Learning To Spend Money
One trait shared by me and many of my friends is the combination of having well paying tech jobs and being unwilling to spend money. And I know this isn't just my friend group, there are multiple memes floating around about tech people being cheap to the extent of sending Venmo requests for $5.
Why This Happens
I think this happens for a few reasons.
- Entrenched monetary habits. A lot of software engineers have moved up social classes from their upbringing. Their parents aren't that rich and instilled a strong habit of saving and living below your means. The high fraction of East Asians in tech, also notoriously high saving cultures, contributes to this as well.
- Advertising doesn't sell what they want. Something I've noticed with the mass media environment is how targeted it is to the average person. It assumes people want fast cars, hot women, and drugs. Software engineers are a very different personality style. They like building things and solving puzzles. Most advertising doesn't offer the opportunity to do that. It offers things the engineers don't value, so they don't see the point of spending money.
- They lack innate understanding of social graces. No explanation needed.
- DIY attitude.

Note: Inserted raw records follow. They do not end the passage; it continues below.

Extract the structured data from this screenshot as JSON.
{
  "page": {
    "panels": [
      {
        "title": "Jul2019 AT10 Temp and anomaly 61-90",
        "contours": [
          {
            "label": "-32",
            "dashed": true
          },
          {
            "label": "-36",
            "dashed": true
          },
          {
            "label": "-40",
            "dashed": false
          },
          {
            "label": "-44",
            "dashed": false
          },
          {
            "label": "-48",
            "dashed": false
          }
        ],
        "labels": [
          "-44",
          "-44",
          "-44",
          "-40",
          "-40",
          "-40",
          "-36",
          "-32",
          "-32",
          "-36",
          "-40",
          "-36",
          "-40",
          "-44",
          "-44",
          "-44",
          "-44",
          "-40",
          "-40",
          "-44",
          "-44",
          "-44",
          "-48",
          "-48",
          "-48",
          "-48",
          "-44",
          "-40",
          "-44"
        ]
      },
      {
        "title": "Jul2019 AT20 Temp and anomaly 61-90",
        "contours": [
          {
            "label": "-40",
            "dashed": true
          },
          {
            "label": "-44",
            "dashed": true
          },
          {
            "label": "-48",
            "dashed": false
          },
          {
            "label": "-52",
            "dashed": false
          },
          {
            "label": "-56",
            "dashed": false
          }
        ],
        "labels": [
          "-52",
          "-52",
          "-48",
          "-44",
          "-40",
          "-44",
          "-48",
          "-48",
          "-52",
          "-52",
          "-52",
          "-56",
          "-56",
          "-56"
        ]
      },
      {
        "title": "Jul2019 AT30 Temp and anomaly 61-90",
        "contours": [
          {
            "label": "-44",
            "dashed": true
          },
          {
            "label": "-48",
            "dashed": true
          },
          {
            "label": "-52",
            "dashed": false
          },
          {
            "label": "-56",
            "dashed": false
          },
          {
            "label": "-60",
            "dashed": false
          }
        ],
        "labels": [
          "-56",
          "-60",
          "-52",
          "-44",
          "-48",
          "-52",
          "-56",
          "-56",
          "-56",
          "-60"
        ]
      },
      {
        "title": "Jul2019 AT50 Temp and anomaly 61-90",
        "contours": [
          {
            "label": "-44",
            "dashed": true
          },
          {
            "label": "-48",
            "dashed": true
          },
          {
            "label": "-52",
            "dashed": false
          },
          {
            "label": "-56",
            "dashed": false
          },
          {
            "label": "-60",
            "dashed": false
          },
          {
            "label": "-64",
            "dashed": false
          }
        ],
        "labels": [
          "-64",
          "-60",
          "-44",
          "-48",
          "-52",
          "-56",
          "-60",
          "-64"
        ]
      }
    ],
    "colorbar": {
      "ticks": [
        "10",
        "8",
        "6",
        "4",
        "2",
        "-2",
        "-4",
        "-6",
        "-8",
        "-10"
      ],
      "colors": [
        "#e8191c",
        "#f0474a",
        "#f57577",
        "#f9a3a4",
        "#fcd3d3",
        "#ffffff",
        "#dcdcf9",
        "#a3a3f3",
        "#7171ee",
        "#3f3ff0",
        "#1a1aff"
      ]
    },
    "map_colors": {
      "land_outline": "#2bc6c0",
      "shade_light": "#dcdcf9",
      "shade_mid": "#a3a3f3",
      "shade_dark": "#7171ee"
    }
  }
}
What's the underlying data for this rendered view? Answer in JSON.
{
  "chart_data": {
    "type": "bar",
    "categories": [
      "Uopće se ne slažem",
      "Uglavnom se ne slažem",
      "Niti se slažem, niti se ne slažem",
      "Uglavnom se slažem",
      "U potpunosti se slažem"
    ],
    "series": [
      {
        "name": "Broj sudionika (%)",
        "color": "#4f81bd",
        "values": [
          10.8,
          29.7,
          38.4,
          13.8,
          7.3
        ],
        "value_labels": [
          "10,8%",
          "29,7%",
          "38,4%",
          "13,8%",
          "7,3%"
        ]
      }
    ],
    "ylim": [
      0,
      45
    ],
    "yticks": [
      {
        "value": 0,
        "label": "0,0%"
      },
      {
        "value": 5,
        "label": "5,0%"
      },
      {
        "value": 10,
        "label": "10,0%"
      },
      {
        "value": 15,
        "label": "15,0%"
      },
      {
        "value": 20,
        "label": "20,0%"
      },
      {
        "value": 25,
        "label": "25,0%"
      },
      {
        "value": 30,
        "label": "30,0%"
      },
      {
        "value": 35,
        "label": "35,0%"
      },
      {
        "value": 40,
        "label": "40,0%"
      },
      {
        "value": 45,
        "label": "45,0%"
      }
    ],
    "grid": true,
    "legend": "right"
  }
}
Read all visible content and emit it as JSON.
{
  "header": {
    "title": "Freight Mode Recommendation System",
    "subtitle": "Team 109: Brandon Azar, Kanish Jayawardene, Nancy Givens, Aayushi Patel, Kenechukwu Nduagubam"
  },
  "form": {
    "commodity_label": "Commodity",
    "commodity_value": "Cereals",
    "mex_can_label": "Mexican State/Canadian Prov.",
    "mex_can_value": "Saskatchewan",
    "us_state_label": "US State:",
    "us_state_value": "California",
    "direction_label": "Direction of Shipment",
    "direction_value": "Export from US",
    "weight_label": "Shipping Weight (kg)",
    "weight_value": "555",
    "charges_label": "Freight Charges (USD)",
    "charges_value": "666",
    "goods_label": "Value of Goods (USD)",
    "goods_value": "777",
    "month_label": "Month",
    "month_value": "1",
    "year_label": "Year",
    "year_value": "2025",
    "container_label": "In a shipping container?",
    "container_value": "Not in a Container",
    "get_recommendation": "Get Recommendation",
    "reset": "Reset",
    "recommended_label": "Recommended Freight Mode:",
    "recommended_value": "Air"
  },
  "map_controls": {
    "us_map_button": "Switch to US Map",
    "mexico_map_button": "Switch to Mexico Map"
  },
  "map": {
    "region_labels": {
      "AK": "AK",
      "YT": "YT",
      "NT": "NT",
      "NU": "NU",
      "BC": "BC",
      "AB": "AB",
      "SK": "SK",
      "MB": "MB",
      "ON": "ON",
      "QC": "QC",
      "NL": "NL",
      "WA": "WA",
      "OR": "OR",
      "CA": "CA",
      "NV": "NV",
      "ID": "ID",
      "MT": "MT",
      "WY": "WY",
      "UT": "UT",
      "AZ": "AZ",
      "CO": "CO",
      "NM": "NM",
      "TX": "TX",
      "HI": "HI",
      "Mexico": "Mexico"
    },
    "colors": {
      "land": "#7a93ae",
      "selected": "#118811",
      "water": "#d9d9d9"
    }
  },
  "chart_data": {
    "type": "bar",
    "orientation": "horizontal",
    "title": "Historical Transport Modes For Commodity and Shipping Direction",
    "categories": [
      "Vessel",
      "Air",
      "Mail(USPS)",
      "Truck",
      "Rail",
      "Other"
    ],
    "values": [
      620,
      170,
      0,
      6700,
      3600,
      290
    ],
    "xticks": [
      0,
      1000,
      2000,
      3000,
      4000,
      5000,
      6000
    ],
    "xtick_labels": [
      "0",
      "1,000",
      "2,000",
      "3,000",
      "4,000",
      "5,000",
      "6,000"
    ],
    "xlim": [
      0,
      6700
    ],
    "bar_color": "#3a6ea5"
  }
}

Software engineers value competence and like doing things themselves.
Breaking Out
When you have strong entrenched habits and advertising doesn't give you a dream you want, you have to get creative when learning to spend money. You have to first imagine how your life could be better, then spend the money to make that happen. For young people just getting into spending money, there are a few things I find always worth it for the quality of life boost. (Unfortunately every else wants to spend a lot in these categories so they've been subject to tremendous inflation over the years)
- Housing
- It's nice to live in the good part of town. You find many enjoyable small businesses to patronize and places to meet friends. You are often closer to your place of work and shorter commutes play a big role in increased happiness.
- Health
- I can't begin to imagine how many people are walking around with chronic health problems that are so easy to fix. As a personal example, I always had trouble breathing through my nose growing up to the point I sometimes privately wondered if I had asthma. Constant mouth breathing definitely hurt my facial and cardiovascular development. That changed when I decided to fix this in 2020. I went to an ENR specialist and discovered I had a deviated septum, allergies, and chronic sinus infection. He said it was no wonder I couldn't breath. I got surgery to fix the deviated septum, antibiotics to fix the infection, and allergy drops to fix the allergies. Modern medicine is a miracle and many health problems are solvable.
- Time
- Get groceries delivered. It saves you a couple hours and costs $10, way less than your time is worth doing something else.
- Beauty
- This is often hard to hear for nerds, but appearances matter a lot more than you were raised to believe. All the junk about the inside counting was meant for the normal kids adults knew needed to hear it and wouldn't take it seriously anyway. As such, spend money on getting fit, hygiene, fashion, and even cosmetic surgery if you think you could benefit.
- Relaxation
- Many software engineers bring their analytical personality to every purchase. Stop. Set a threshold, and below that threshold never comparison shop. Just buy the first thing that looks good. If it sucks, buy something different. It saves a lot of stress.
When Not To Spend
There are some benefits to not spending too and I am compelled to mention the downside of the trade-off. Keeping money is a powerful form of peace. If you have enough it means you don't have to worry about making rent for 1, 5, 10, or more years if you get fired. There is freedom in being able to quit your job whenever you want. That is when and why it is smart to save and invest.